Была Леля. И были другие жены и матери. Вывозившие со свиданий с нами, отщепенцами, сотни, тысячи страниц текстов, исполненные мельчайшими буквами на очень тонкой электротрансформаторной бумаге. Тысячи километров под неусыпным контролем чекистской наружки, в полном одиночестве, нагруженная едой для двух-трехдневного свидания с мужем, неизвестная мне тогда Леля забирала заготовленные нами пластиковые упаковки с информацией и везла их в Киев. Спустя месяцы мир взрывался очередными документами «Хроники зоны 389/35», открытыми письмами, журналистскими репликами Валерия Марченко... Мы были счастливы. Карцер, червивый суп, разлагающаяся рыба — все это было второстепенным, неважным, далеким. Мы знали: наш голос слышат!

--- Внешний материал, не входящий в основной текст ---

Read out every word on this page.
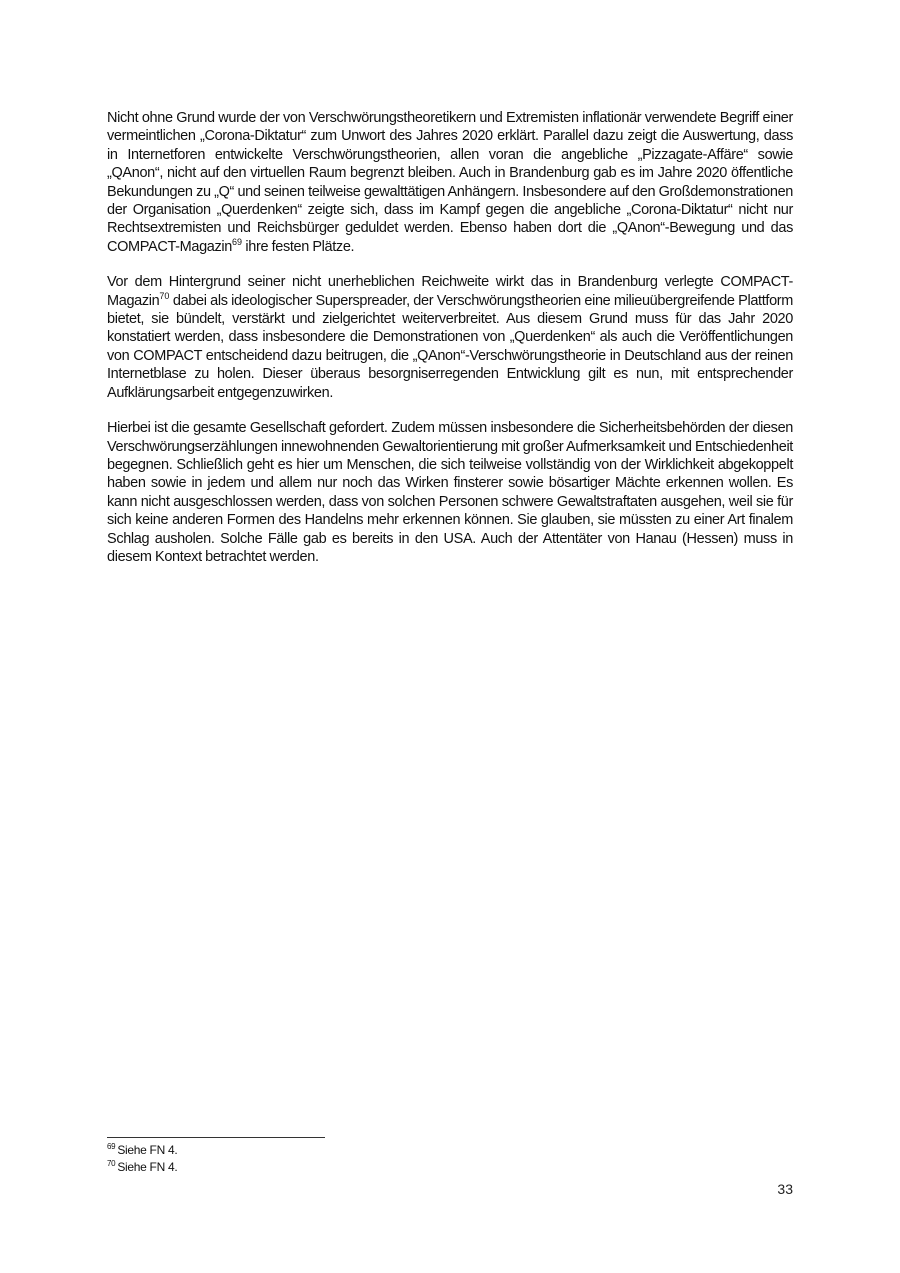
Nicht ohne Grund wurde der von Verschwörungstheoretikern und Extremisten inflationär verwendete Begriff einer vermeintlichen „Corona-Diktatur“ zum Unwort des Jahres 2020 erklärt. Parallel dazu zeigt die Auswertung, dass in Internetforen entwickelte Verschwörungstheorien, allen voran die angebliche „Pizzagate-Affäre“ sowie „QAnon“, nicht auf den virtuellen Raum begrenzt bleiben. Auch in Brandenburg gab es im Jahre 2020 öffentliche Bekundungen zu „Q“ und seinen teilweise gewalttätigen Anhängern. Insbesondere auf den Großdemonstrationen der Organisation „Querdenken“ zeigte sich, dass im Kampf gegen die angebliche „Corona-Diktatur“ nicht nur Rechtsextremisten und Reichsbürger geduldet werden. Ebenso haben dort die „QAnon“-Bewegung und das COMPACT-Magazin$^{69}$ ihre festen Plätze.

Vor dem Hintergrund seiner nicht unerheblichen Reichweite wirkt das in Brandenburg verlegte COMPACT-Magazin$^{70}$ dabei als ideologischer Superspreader, der Verschwörungstheorien eine milieuübergreifende Plattform bietet, sie bündelt, verstärkt und zielgerichtet weiterverbreitet. Aus diesem Grund muss für das Jahr 2020 konstatiert werden, dass insbesondere die Demonstrationen von „Querdenken“ als auch die Veröffentlichungen von COMPACT entscheidend dazu beitrugen, die „QAnon“-Verschwörungstheorie in Deutschland aus der reinen Internetblase zu holen. Dieser überaus besorgniserregenden Entwicklung gilt es nun, mit entsprechender Aufklärungsarbeit entgegenzuwirken.

Hierbei ist die gesamte Gesellschaft gefordert. Zudem müssen insbesondere die Sicherheitsbehörden der diesen Verschwörungserzählungen innewohnenden Gewaltorientierung mit großer Aufmerksamkeit und Entschiedenheit begegnen. Schließlich geht es hier um Menschen, die sich teilweise vollständig von der Wirklichkeit abgekoppelt haben sowie in jedem und allem nur noch das Wirken finsterer sowie bösartiger Mächte erkennen wollen. Es kann nicht ausgeschlossen werden, dass von solchen Personen schwere Gewaltstraftaten ausgehen, weil sie für sich keine anderen Formen des Handelns mehr erkennen können. Sie glauben, sie müssten zu einer Art finalem Schlag ausholen. Solche Fälle gab es bereits in den USA. Auch der Attentäter von Hanau (Hessen) muss in diesem Kontext betrachtet werden.

$^{69}$ Siehe FN 4.

$^{70}$ Siehe FN 4.

33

Что было жизнью Леониды Павловны Свитлычной? Любовь и мучения. Жизнь от свидания до свидания не может быть иной. Леля любила Ивана и ждала его. И никогда не позволила себе быть слабой. Ни разу.
Леля ушла к Ивану. Успев сдать в типографию книгу писем Ивана.
Всем нам нужно уйти, умереть. И потом, когда-нибудь, свободнорожденные украинцы будут учить своих детей истории по другим учебникам. Где не будет славословия серому, тривиальному солдату тоталитарной системы Щербицкому, а будет вот этот портрет Лели, Леониды Павловны Свитлычной. И под ним — слова восхищения не нашей с Иваном жесткой антисоветской деятельностью (в тюрьме легко быть смелым), а слова о любви и верности. Уверен, так и будет, потому что правда не нуждается в силе. В свободной стране правда чужда фанатизму, героизму и аргументу колючей проволоки. Она, правда, окрашена пастельными, приглушенными цветами тихой, уединенной улыбки.
Леля не боролась с советский властью. Не готовила восстания, не писала в самиздат, не развешивала листовки. Она только любила.